Sri Ramakrishna often spoke of two kinds of people: those who define themselves in relation to the world, and those who define themselves in relation to the Infinite. This wasn’t just an abstract distinction for him—it was his measure of spiritual maturity.
People caught up in worldly identity—status, roles, desires—he considered spiritually unripe. Their minds were turned outward, away from the source of being. To such people, Ramakrishna often showed little interest. It wasn’t out of disdain, but a kind of spiritual economy. He reserved his full attention for those who had begun to ask deeper questions about the nature of the self and the meaning of life.
This sharpness can feel extreme. But it forces a simple question to the surface: Where is your sense of “I” rooted? Is it shaped by changing circumstances? Or is it anchored in something deeper?
Renunciation and Its Misreadings
Over time, many of Ramakrishna’s teachings were preserved and interpreted by monks, often with an emphasis on renunciation. While rooted in devotion, this lens can sometimes distort his core insight. The language begins to sound as if spiritual life requires rejecting the world altogether, making it easy to mistake detachment for denial.
This is where Sri Ramana Maharshi becomes essential. His presence offers a different tone—calm, quiet, and exacting. Ramana never asked anyone to abandon life or retreat to a cave. His path wasn’t built on withdrawal, but on seeing clearly.
What needs to be renounced, he insisted, is not the world but the false identification with the ego—the imagined self that clings, desires, and fears. His teachings are an invitation to look within, to examine the root of “I,” and to discover what lies beneath.
What the Ripe “I” Understands
In one of his conversations, Ramana was asked a seemingly simple question about the nature of happiness. His answer opens a direct window into what ripening really means:
A question was asked as to the nature of happiness.
Sri Ramana Maharshi:
If a man thinks that his happiness is due to external causes and his possessions, it is reasonable to conclude that his happiness must increase with the increase of possessions and diminish in proportion to their diminution. Therefore if he is devoid of possessions, his happiness should be nil. What is the real experience of man? Does it conform to this view? In deep sleep the man is devoid of possessions, including his own body. Instead of being unhappy he is quite happy. Everyone desires to sleep soundly. The conclusion is that happiness is inherent in man and is not due to external causes. One must realise his Self in order to open the store of unalloyed happiness.
Here, Ramana bypasses philosophy and turns to direct experience. If happiness depended on external things, deep sleep—where nothing remains, not even awareness of the body—should be a state of misery. But we all know it isn’t. In fact, we crave that state, night after night. Ramana’s point is simple but radical: happiness is not acquired; it is uncovered. It is inherent to the Self.
This is where the ego begins to ripen. Not by striving, but by loosening. The ego in its unripe state seeks completion in the world. As it matures, it begins to question its assumptions. It realizes that no possession, role, or relationship has ever fully satisfied. The search begins to turn inward.
A Deeper Kind of Renunciation
Ramakrishna pushed us to distinguish between the worldly and the Infinite Self. Ramana shows us how that distinction plays out inwardly. He doesn’t ask for a dramatic act of giving up, but for a subtle shift: from identifying with the waves to recognizing the ocean beneath.
The “ripe I” is not someone who has escaped the world, but someone who no longer clings to it for identity. This ripening is quiet. It unfolds as a growing disinterest in surface pleasures and a deepening pull toward stillness.
Even our most ordinary experiences, like deep sleep, carry the fragrance of this truth. When everything else falls away, what remains is peace. That peace is the Self.
So, Is Your “I” Ripening?
This isn’t a question of outer appearance or spiritual jargon. It’s about orientation. Are you still looking outward for fulfillment, or have you begun to turn inward?
The ripe “I” doesn’t fight the world. It simply stops needing it to feel whole. It starts to rest, not in what it does or owns, but in what it already is.
As Ramana said: One must realise his Self in order to open the store of unalloyed happiness.
That’s not a command.
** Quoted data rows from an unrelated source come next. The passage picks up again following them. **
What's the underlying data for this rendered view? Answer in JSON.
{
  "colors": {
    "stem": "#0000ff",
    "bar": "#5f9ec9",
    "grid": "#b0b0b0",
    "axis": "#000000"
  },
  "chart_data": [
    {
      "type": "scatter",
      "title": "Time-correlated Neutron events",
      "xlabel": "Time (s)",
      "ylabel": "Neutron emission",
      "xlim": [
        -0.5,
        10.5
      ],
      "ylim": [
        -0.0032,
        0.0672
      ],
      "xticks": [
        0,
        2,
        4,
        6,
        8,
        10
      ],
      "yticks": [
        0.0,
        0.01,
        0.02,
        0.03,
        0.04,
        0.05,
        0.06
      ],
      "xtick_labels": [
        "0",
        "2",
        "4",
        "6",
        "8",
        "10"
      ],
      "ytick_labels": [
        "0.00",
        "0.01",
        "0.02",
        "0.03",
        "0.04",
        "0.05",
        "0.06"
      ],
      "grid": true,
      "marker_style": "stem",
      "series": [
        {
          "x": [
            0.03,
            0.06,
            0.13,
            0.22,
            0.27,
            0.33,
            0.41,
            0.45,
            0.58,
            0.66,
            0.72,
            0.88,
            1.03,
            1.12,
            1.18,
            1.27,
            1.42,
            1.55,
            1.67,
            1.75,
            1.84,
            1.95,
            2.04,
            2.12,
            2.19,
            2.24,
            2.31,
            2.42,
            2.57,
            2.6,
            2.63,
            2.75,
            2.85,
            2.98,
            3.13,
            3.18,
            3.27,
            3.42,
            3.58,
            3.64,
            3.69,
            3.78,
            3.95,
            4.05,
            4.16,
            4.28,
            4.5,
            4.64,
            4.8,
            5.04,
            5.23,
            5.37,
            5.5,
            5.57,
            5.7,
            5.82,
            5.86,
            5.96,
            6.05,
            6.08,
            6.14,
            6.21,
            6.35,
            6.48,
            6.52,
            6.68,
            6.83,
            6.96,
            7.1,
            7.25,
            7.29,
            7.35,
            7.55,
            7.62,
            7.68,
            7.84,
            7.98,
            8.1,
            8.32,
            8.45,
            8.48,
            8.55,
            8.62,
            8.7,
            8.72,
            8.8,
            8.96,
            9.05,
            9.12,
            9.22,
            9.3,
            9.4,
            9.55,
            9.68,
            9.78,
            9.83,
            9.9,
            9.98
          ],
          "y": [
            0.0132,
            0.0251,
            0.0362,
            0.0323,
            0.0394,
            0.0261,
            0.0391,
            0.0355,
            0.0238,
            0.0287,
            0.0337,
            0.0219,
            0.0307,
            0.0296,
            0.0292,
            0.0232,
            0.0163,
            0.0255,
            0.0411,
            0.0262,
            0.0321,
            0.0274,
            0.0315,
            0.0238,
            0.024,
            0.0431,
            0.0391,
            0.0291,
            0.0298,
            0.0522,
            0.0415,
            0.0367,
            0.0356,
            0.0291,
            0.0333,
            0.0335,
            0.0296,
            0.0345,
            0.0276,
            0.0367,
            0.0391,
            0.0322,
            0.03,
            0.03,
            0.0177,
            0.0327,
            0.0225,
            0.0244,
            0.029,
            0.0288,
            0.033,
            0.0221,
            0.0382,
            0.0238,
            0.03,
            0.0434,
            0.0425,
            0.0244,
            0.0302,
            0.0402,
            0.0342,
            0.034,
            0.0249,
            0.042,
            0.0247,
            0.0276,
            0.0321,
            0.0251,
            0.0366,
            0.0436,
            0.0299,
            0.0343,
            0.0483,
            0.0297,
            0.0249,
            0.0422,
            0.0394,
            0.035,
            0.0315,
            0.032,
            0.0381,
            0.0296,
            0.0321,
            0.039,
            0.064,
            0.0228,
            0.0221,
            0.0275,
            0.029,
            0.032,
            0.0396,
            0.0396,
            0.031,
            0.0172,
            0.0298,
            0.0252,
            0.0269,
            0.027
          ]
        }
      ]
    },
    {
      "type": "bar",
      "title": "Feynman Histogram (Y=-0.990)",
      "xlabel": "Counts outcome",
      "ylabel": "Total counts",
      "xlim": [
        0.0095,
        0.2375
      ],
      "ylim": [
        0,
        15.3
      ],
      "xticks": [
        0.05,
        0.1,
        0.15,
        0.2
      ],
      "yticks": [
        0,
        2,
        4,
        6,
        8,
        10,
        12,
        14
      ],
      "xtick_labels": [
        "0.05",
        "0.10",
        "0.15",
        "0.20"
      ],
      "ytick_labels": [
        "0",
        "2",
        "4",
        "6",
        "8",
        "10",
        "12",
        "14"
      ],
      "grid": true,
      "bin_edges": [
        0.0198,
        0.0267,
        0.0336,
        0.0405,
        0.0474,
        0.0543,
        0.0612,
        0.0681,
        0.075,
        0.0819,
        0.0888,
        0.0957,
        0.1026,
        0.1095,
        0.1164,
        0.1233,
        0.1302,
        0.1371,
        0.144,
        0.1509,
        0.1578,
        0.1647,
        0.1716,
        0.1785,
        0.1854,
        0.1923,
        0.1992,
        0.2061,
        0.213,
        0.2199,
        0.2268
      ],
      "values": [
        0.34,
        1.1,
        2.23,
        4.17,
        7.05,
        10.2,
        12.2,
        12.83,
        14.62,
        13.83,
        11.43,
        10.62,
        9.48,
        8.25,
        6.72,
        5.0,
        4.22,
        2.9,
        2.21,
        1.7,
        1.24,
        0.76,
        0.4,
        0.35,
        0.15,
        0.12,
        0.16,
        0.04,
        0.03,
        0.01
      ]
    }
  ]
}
It’s a reminder. The treasure isn’t elsewhere. It’s beneath the very “I” that asks.
While I loved most of it, I had a different take on some points and are as follows -
- if the word "renunciation" irks us, that itself should be pondered upon. To me, that is indicative of our attachment, and we don't like that very facet being hit upon.
- The difference b/w how renunciation is presented by monks of RK Math (external & internal renunciation) vs Ramana (internal). For many of us, internal becomes a more tangible effort with some external renunciation (akin to "don't keep tamarind and water in a typhoid patient's room"). And that's because our strength of mind and willpower is not well-developed, and the risk of becoming hypocrite while trying to adopt internal renunciation alone at the beginning is quite high. So, depending on the place that we are situated in life, it's best to adopt internal renunciation coupled with as much external renunciation as conscientiously feasible so as to ensure we are staying honest to our practice.